There was an 85% overall response rate in patients who had not been previously treated. In terms of safety, we see primarily grade 1 and 2 adverse events, and these are reversible. There are some treatment-related grade 3 or 4 adverse events that we observed, the most common of which included hypertension, transaminitis, and diarrhea. A small number of patients had QTc [corrected QT interval] prolongation; a couple of patients had grade 3 QTc prolongation. That is certainly something of which to be aware. Overall, however, selpercatinib is very well tolerated. One of the ways we can specifically take a look at tolerability in our patient population with thyroid cancer is by analyzing the frequency of dose discontinuation. With the other multikinase inhibitors, we often see rates of dose discontinuation of 15% to 20% of patients in the trials who have thyroid cancer. With selpercatinib, only 2% of patients had to have dose discontinuations due to treatment-related adverse events.

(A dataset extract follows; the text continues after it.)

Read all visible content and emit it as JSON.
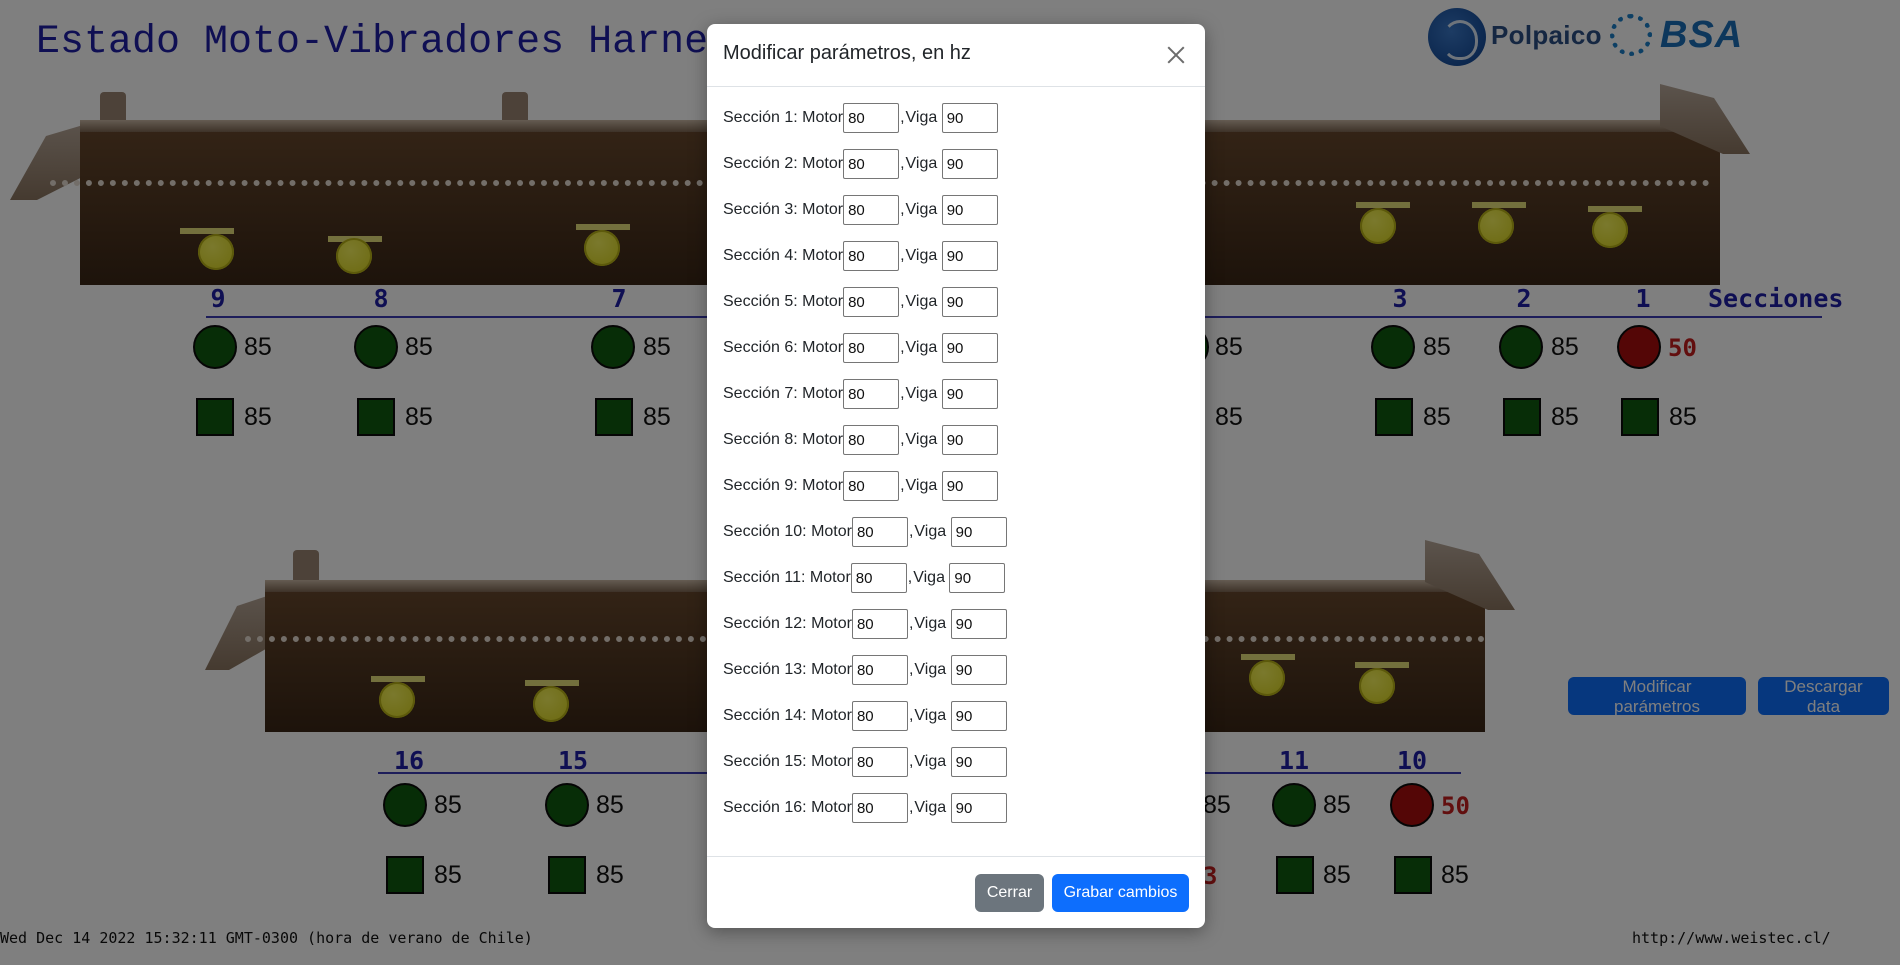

Mark Socinski, MD: One of the questions I have had about selpercatinib concerns how much VEGF effect it may have. I cannot remember, what was the grade 3 hypertension rate? It was not insignificant, if I remember correctly.
Lori Wirth, MD: It was 11%, I believe.
Mark Socinski, MD: Yes, it was 11% or 17%, or something like that.
Lori Wirth, MD: I think it is about 11%, if I am remembering correctly. S. Mike Rothenberg, MD, PhD, is a friend of mine who was involved in the development of selpercatinib early on; he would say, “There’s definitely a little tickle of KDR there.” So we are seeing some off-target VEGFR2 activity, but certainly, it is nothing compared to our other friends we have discussed.